Teacher who saved students found within Sewol
Yoo’s 31-year-old brother recognized the remains of his sister even after 53 days under the waters of the Yellow Sea.
“She’s wearing the ring she bought with her boyfriend,” he said aloud.
Yoo’s mother collapsed to the ground calling out her name. Her father shed tears but looked peaceful after the family’s very long wait to be reunited with their lost daughter.
A few hours earlier, Yoo’s body was retrieved from the third floor of the sunken ferry by divers searching for the remains of missing passengers and crew members.
After retrieving some 260 bodies in the first five weeks following the April 16 accident, divers weren’t able to penetrate certain sections of the wreck in fear of structural collapse and other obstacles. In the past five days, they have managed to get to new areas and find three bodies.
Survivors of the accident say that Yoo was in her cabin on the fifth level when the Sewol started to list on the morning of April 16.
She descended to the fourth floor to tell her 11th-grade students, who were on a class trip to Jeju Island, to put on their life jackets and escape.
Of the 75 students who escaped from the Sewol that day, 19 were from Yoo’s homeroom.
Subsequently, Yoo heard there were more students on the third floor obeying orders from the ship’s crew to remain in their cabins and went down another level to help them get out.
That was the last time survivors saw her.
Yoo’s body was found in the cafeteria on the third level of the ship without a life jacket.

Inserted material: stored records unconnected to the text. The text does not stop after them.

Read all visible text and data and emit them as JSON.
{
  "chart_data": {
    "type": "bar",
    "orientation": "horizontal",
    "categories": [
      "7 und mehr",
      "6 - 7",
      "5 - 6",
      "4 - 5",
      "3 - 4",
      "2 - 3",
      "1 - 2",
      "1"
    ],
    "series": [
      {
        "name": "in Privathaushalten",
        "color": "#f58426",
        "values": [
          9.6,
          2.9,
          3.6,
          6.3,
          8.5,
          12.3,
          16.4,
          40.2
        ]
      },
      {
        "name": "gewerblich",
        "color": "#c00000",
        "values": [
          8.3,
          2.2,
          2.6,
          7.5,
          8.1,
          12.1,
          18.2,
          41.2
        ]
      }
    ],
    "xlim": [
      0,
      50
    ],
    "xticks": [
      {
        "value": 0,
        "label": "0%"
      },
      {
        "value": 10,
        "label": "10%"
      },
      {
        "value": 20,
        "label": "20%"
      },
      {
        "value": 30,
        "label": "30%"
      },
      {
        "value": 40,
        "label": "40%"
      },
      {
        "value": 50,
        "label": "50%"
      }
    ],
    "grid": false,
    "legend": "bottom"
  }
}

It’s not known if she gave her life jacket to one of the students who didn’t get out.
“When the ship was capsizing many of the passengers called [their family members], but she did not,” Yoo’s father said. “I guess she was busy saving students.”

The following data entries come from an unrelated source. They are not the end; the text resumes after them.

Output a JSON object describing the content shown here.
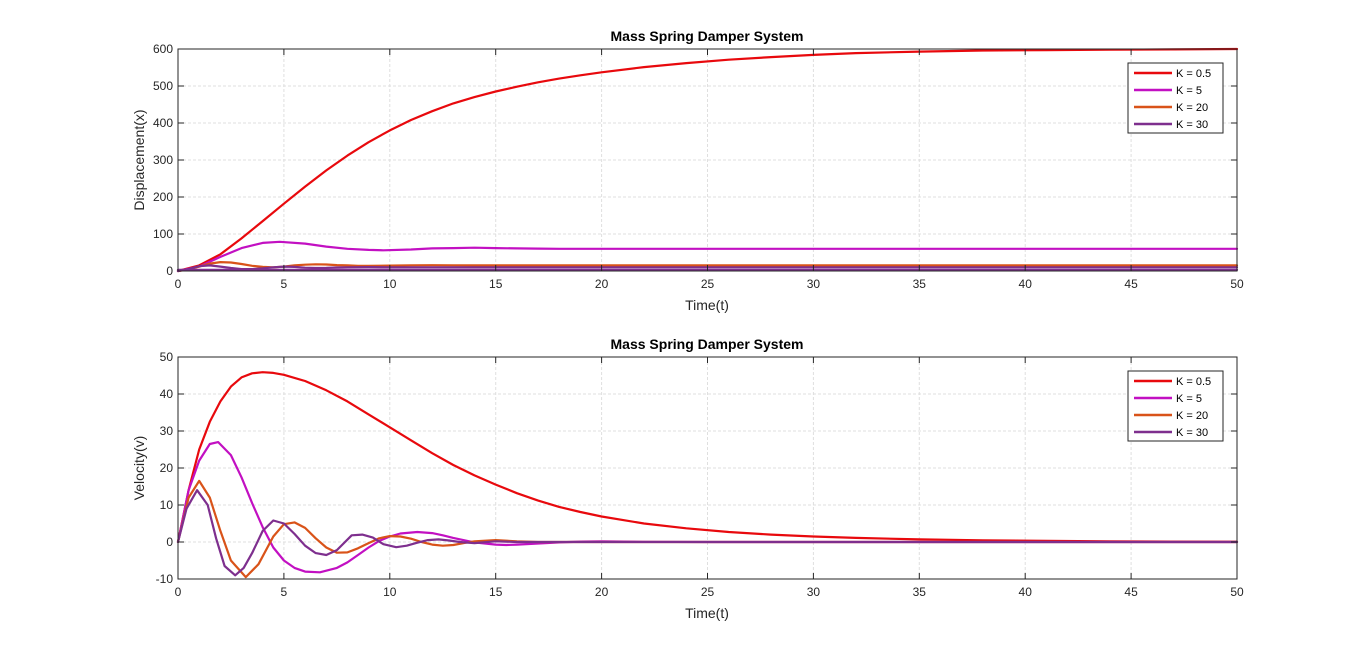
{
  "chart_data": [
    {
      "type": "line",
      "title": "Mass Spring Damper System",
      "xlabel": "Time(t)",
      "ylabel": "Displacement(x)",
      "xlim": [
        0,
        50
      ],
      "ylim": [
        0,
        600
      ],
      "xticks": [
        0,
        5,
        10,
        15,
        20,
        25,
        30,
        35,
        40,
        45,
        50
      ],
      "yticks": [
        0,
        100,
        200,
        300,
        400,
        500,
        600
      ],
      "grid": true,
      "legend_position": "top-right",
      "series": [
        {
          "name": "K = 0.5",
          "color": "#e8090d",
          "x": [
            0,
            1,
            2,
            3,
            4,
            5,
            6,
            7,
            8,
            9,
            10,
            11,
            12,
            13,
            14,
            15,
            16,
            17,
            18,
            19,
            20,
            22,
            24,
            26,
            28,
            30,
            32,
            35,
            38,
            41,
            44,
            47,
            50
          ],
          "y": [
            0,
            15,
            45,
            88,
            135,
            182,
            228,
            272,
            312,
            348,
            380,
            408,
            432,
            453,
            470,
            485,
            498,
            510,
            520,
            529,
            537,
            551,
            562,
            571,
            578,
            584,
            589,
            593,
            596,
            597,
            598,
            599,
            600
          ]
        },
        {
          "name": "K = 5",
          "color": "#c210c2",
          "x": [
            0,
            1,
            2,
            3,
            4,
            4.8,
            6,
            7,
            8,
            9,
            9.7,
            11,
            12,
            13,
            14,
            15,
            16,
            17,
            18,
            20,
            22,
            25,
            30,
            35,
            40,
            45,
            50
          ],
          "y": [
            0,
            12,
            38,
            62,
            76,
            79,
            74,
            66,
            60,
            57,
            56,
            58,
            61,
            62,
            63,
            62,
            61,
            60.5,
            60,
            60,
            60,
            60,
            60,
            60,
            60,
            60,
            60
          ]
        },
        {
          "name": "K = 20",
          "color": "#d95319",
          "x": [
            0,
            0.5,
            1,
            1.5,
            2,
            2.5,
            3,
            3.5,
            4,
            4.5,
            5,
            5.5,
            6,
            6.5,
            7,
            7.5,
            8,
            8.5,
            9,
            10,
            11,
            12,
            13,
            14,
            15,
            20,
            30,
            40,
            50
          ],
          "y": [
            0,
            4,
            12,
            20,
            24,
            23,
            19,
            14,
            11,
            10,
            12,
            15,
            17,
            18,
            17.5,
            16,
            15,
            14,
            14,
            14.5,
            15.5,
            15.8,
            15.3,
            15,
            15,
            15,
            15,
            15,
            15
          ]
        },
        {
          "name": "K = 30",
          "color": "#7e2f8e",
          "x": [
            0,
            0.5,
            1,
            1.5,
            2,
            2.5,
            3,
            3.5,
            4,
            4.5,
            5,
            5.5,
            6,
            6.5,
            7,
            7.5,
            8,
            9,
            10,
            11,
            12,
            15,
            20,
            30,
            40,
            50
          ],
          "y": [
            0,
            5,
            13,
            15,
            12,
            8,
            5,
            5,
            7,
            10,
            12,
            11,
            9,
            8,
            8.5,
            9.5,
            10,
            10.5,
            10,
            10,
            10,
            10,
            10,
            10,
            10,
            10
          ]
        },
        {
          "name": "",
          "color": "#7e2f8e",
          "x": [
            0,
            50
          ],
          "y": [
            3,
            3
          ]
        }
      ]
    },
    {
      "type": "line",
      "title": "Mass Spring Damper System",
      "xlabel": "Time(t)",
      "ylabel": "Velocity(v)",
      "xlim": [
        0,
        50
      ],
      "ylim": [
        -10,
        50
      ],
      "xticks": [
        0,
        5,
        10,
        15,
        20,
        25,
        30,
        35,
        40,
        45,
        50
      ],
      "yticks": [
        -10,
        0,
        10,
        20,
        30,
        40,
        50
      ],
      "grid": true,
      "legend_position": "top-right",
      "series": [
        {
          "name": "K = 0.5",
          "color": "#e8090d",
          "x": [
            0,
            0.5,
            1,
            1.5,
            2,
            2.5,
            3,
            3.5,
            4,
            4.5,
            5,
            6,
            7,
            8,
            9,
            10,
            11,
            12,
            13,
            14,
            15,
            16,
            17,
            18,
            19,
            20,
            22,
            24,
            26,
            28,
            30,
            32,
            35,
            38,
            41,
            44,
            47,
            50
          ],
          "y": [
            0,
            14,
            25,
            32.5,
            38,
            42,
            44.5,
            45.6,
            45.9,
            45.7,
            45.2,
            43.5,
            41,
            38,
            34.5,
            31,
            27.5,
            24,
            20.8,
            18,
            15.5,
            13.2,
            11.2,
            9.5,
            8.1,
            6.9,
            5,
            3.7,
            2.7,
            2,
            1.5,
            1.1,
            0.7,
            0.45,
            0.3,
            0.2,
            0.12,
            0.08
          ]
        },
        {
          "name": "K = 5",
          "color": "#c210c2",
          "x": [
            0,
            0.5,
            1,
            1.5,
            1.9,
            2.5,
            3,
            3.5,
            4,
            4.5,
            5,
            5.5,
            6,
            6.7,
            7.5,
            8,
            8.5,
            9,
            9.5,
            10,
            10.5,
            11.3,
            12,
            12.5,
            13,
            14,
            15,
            15.5,
            16,
            17,
            18,
            19,
            20,
            22,
            25,
            30,
            35,
            40,
            45,
            50
          ],
          "y": [
            0,
            14,
            22,
            26.5,
            27,
            23.5,
            17.5,
            10.5,
            4,
            -1.5,
            -5,
            -7,
            -8,
            -8.2,
            -7,
            -5.5,
            -3.5,
            -1.5,
            0.3,
            1.5,
            2.3,
            2.7,
            2.4,
            1.8,
            1.1,
            -0.1,
            -0.7,
            -0.8,
            -0.7,
            -0.4,
            -0.1,
            0.1,
            0.2,
            0.05,
            0,
            0,
            0,
            0,
            0,
            0
          ]
        },
        {
          "name": "K = 20",
          "color": "#d95319",
          "x": [
            0,
            0.5,
            1,
            1.5,
            2,
            2.5,
            3.2,
            3.8,
            4.5,
            5,
            5.5,
            6,
            6.5,
            7,
            7.5,
            8,
            8.5,
            9,
            9.5,
            10,
            10.5,
            11,
            11.5,
            12,
            12.5,
            13,
            13.5,
            14,
            15,
            16,
            17,
            20,
            30,
            40,
            50
          ],
          "y": [
            0,
            12,
            16.5,
            12,
            3,
            -5,
            -9.5,
            -6,
            1.5,
            4.8,
            5.3,
            3.8,
            1,
            -1.5,
            -2.9,
            -2.8,
            -1.7,
            -0.3,
            1,
            1.6,
            1.5,
            0.9,
            0,
            -0.7,
            -1,
            -0.8,
            -0.3,
            0.2,
            0.5,
            0.2,
            0,
            0,
            0,
            0,
            0
          ]
        },
        {
          "name": "K = 30",
          "color": "#7e2f8e",
          "x": [
            0,
            0.4,
            0.9,
            1.4,
            1.8,
            2.2,
            2.7,
            3.1,
            3.5,
            4,
            4.5,
            5,
            5.5,
            6,
            6.5,
            7,
            7.5,
            8.2,
            8.7,
            9.2,
            9.7,
            10.3,
            10.8,
            11.3,
            11.8,
            12.3,
            12.8,
            13.3,
            14,
            15,
            16,
            17,
            20,
            30,
            40,
            50
          ],
          "y": [
            0,
            9,
            14,
            10,
            1,
            -6.5,
            -9,
            -7,
            -3,
            3,
            5.8,
            5,
            2.2,
            -1,
            -3,
            -3.5,
            -2.2,
            1.8,
            2,
            1.2,
            -0.6,
            -1.4,
            -1,
            -0.2,
            0.5,
            0.7,
            0.4,
            0,
            -0.3,
            0.2,
            0,
            0,
            0,
            0,
            0,
            0
          ]
        }
      ]
    }
  ]
}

After graduating from Gyeongsang National University in Jinju, South Gyeongsang, in 2011, Yoo began teaching at Danwon High School in Ansan, Gyeonggi.
Her parents say Yoo frequently visited them even after she moved to Ansan.

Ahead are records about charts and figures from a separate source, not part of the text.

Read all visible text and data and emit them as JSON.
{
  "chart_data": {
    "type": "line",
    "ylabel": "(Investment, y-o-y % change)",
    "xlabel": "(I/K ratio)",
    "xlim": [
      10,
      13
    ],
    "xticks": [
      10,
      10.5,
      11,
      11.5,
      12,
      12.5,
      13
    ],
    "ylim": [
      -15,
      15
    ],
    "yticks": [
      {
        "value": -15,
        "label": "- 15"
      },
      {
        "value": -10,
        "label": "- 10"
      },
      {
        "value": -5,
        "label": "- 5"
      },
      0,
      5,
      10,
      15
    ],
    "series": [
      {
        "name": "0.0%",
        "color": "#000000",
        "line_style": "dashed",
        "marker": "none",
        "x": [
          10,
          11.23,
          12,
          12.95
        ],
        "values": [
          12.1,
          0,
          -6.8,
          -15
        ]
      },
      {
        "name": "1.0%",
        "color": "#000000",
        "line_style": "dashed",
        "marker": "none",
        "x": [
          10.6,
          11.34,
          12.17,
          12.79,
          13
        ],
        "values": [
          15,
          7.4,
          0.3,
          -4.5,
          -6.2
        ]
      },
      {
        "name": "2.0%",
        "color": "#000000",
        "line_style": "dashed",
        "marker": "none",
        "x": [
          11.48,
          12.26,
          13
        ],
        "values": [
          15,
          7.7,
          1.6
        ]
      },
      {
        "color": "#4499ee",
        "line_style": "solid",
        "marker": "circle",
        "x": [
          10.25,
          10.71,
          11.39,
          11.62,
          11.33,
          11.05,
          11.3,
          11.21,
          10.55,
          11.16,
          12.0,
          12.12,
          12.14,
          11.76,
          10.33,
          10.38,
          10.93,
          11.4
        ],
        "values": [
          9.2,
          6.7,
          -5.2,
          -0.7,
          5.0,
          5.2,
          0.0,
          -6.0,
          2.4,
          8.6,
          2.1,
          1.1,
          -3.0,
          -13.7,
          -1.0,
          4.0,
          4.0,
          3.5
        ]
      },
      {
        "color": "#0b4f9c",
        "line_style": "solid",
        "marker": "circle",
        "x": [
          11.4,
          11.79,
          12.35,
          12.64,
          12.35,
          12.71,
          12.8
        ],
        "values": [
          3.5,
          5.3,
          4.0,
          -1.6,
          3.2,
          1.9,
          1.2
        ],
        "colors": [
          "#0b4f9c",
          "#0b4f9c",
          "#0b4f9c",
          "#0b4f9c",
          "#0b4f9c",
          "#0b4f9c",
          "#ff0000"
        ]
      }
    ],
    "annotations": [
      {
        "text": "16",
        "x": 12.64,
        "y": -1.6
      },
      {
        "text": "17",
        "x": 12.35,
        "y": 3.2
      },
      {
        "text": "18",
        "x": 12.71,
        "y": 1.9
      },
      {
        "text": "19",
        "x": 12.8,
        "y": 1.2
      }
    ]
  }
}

For students, she was a friendly teacher who was passionate about her subject, the Japanese language. To make the lessons more fun, she would put on costume masks of famous sumo wrestlers and bring in Japanese dishes to eat.
Survivors from the accident put up posters in her classroom when they returned home.
“You were like our friend,” read one. “Let’s eat something delicious again.”
Another one read, “Ms. Yoo, I love you and miss you. Come back soon.”
“I’m really thankful to the volunteers and the authorities,” Yoo’s father said after identifying his daughter’s remains. “I hope the remains of other people missing in the Sewol can be returned to their families as soon as possible.”
Later Sunday, divers recovered another body from a fourth-floor cabin near the bow of the sunken ferry. The 292nd victim was Ahn Jung-geun, a 17-year-old Danwon student.
After the remains of Yoo and Ahn were found on Sunday, the number of victims went up to 292.
Twelve people who were on the ship are still missing, six of them Danwon students.